權貴和藝人之間的交談更趨熱烈。毫無疑問,總理很開心。亨德里克講的那些精彩的趣聞逸事,難道使總理聽得如痴似醉?正廳裡的觀眾千方百計地想從亨德里克塗得血紅的嘴唇嚅動時的嘴形,「聽」到幾句話。但梅菲斯托講得很輕柔,只有那權貴人物才能聽到他精彩的笑話。

亨德里克以優美的姿態,從斗篷下舒展著胳膊,使人感到他彷彿長了兩隻黑色的翅膀。那權貴還拍了拍他的肩膀。大廳裡的觀眾用敬慕的目光看著包廂裡發生的一切,但很快就鴉雀無聲,就像馬戲團在開演驚險節目前音樂戛然而止似的,不尋常的事情發生了:

總理站起身來,顯得多麼魁梧和威風凜凜。他向演員亨德里克伸過手去。可是看上去,與其說是在向他祝賀演出成功,倒不如說是在同他簽訂契約。

大廳裡的觀眾睜大了眼睛,豎起了耳朵,呆呆地看著包廂裡三個人的一切表情。那裡正在演出一幕特殊的戲劇,引人注目的啞劇,劇目的名稱該是:「演員令君王心醉」。亨德里克從來沒有像現在這樣被人羨慕過,他是多麼走運啊!

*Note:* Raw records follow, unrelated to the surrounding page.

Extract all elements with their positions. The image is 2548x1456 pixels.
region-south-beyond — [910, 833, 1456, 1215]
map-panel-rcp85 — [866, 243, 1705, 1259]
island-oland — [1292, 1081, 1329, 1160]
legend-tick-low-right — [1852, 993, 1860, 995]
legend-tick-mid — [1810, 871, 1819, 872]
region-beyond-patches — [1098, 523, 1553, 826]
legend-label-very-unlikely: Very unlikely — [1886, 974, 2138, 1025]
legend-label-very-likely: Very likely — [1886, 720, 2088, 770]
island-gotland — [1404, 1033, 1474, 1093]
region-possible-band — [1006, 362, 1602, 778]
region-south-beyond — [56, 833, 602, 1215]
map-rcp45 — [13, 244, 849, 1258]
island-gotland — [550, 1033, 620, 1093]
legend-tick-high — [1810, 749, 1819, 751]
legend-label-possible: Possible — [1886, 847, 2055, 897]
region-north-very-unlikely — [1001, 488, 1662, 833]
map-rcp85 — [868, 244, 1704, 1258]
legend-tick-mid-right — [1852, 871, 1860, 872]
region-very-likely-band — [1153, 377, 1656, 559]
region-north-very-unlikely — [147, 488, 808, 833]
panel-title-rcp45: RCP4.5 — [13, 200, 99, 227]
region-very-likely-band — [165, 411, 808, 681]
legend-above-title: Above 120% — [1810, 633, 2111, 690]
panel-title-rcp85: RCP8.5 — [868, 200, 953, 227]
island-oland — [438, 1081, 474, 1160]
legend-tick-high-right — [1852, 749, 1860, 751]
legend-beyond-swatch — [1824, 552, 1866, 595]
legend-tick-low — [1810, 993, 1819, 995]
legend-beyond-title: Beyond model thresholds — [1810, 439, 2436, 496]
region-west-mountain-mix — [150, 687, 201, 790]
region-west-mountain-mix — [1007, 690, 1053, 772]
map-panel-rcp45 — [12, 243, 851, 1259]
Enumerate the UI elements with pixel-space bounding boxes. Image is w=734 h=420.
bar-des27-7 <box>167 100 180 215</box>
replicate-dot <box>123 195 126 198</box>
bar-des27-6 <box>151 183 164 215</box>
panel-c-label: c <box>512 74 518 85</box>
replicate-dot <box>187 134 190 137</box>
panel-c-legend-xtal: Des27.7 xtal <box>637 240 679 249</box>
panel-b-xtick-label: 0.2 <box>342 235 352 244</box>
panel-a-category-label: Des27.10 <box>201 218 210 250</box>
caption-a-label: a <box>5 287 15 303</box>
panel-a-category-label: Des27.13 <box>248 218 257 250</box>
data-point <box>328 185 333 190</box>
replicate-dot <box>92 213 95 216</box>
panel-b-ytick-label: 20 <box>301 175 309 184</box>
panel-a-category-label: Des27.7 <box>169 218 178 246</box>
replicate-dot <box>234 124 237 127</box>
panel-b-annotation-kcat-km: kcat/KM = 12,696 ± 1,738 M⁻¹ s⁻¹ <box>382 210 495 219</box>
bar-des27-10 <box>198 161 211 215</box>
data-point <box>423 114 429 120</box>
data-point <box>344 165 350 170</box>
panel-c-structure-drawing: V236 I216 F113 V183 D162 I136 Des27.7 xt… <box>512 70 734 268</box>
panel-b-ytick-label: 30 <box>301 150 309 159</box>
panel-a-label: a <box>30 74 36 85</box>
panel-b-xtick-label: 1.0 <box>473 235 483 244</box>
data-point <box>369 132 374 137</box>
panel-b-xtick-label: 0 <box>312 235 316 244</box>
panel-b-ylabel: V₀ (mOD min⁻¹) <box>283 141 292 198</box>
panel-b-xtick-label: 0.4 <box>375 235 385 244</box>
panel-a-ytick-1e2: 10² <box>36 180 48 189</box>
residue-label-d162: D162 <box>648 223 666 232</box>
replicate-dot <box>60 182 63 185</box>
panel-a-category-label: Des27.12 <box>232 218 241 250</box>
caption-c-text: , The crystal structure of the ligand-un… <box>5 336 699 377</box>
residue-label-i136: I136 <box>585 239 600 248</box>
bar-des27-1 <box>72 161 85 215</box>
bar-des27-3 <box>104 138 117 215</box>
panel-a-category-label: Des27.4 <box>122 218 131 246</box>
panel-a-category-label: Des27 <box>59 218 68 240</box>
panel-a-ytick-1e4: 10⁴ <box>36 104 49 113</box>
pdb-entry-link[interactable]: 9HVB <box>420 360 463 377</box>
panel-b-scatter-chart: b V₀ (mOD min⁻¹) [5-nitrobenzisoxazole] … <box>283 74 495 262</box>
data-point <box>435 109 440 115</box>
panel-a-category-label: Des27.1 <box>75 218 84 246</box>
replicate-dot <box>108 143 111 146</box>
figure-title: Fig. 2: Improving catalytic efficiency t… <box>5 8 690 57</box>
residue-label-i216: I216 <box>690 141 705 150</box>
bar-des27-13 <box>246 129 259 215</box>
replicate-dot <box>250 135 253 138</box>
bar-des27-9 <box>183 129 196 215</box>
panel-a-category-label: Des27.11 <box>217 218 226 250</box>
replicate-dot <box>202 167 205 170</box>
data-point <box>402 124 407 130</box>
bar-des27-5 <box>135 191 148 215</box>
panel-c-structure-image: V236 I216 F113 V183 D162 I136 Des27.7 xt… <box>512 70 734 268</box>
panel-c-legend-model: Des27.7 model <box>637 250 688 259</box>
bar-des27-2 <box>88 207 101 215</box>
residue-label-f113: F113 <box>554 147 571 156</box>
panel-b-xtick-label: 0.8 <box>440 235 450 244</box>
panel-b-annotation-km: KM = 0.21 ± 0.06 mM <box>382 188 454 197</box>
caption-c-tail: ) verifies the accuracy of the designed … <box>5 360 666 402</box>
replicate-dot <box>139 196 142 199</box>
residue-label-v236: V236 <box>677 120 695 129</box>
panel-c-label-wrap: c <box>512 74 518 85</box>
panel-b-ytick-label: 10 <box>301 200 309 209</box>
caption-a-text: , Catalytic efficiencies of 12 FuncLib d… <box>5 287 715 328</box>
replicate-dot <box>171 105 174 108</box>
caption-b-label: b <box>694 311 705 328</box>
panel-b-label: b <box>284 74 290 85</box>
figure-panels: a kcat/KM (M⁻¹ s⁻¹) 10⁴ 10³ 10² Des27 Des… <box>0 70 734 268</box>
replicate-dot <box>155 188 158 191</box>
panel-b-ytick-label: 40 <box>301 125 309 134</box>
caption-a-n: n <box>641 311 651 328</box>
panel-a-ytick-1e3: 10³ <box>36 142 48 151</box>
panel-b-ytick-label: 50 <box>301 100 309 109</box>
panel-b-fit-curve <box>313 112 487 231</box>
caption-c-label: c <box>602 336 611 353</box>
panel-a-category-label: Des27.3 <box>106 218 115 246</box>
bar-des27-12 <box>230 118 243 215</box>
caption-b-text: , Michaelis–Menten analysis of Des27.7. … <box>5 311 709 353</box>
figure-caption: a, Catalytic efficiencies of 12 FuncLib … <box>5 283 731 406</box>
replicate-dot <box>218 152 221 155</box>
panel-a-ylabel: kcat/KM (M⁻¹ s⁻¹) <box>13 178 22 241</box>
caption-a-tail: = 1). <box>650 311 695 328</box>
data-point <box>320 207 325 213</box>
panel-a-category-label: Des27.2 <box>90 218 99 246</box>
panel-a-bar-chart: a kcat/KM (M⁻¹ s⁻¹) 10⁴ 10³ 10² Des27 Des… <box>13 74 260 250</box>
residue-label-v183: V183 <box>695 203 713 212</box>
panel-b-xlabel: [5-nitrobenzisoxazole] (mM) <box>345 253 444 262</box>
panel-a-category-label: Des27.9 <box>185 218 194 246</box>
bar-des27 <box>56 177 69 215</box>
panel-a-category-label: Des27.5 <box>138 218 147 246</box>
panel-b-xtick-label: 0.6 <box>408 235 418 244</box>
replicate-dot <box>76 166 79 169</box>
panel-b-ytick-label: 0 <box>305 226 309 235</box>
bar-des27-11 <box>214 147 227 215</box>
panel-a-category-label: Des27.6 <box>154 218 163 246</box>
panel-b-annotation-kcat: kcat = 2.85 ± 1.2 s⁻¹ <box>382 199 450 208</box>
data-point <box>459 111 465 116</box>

當亨德里克低低地彎下身去,親吻權貴那隻肥大的、毛茸茸的手時,在這些好奇的觀望者中,有誰能猜到他心裡到底在想什麼?僅僅是幸運和驕傲使他顫抖?還是他敏銳地感受到別的使他自己都吃驚的事?實際上他真正感受到的是一種幾乎令人厭惡的心情。

「現在我玷汙了自己的清白,」這是亨德里克猝然間的感覺,「現在,我手上已有了永遠也洗刷不掉的汙點……我已出賣了自己……現在,我給自己打下了可恥的烙印!」

1.《約翰啟示錄》中的四騎士,分別象徵瘟疫、戰士、饑饉和死亡。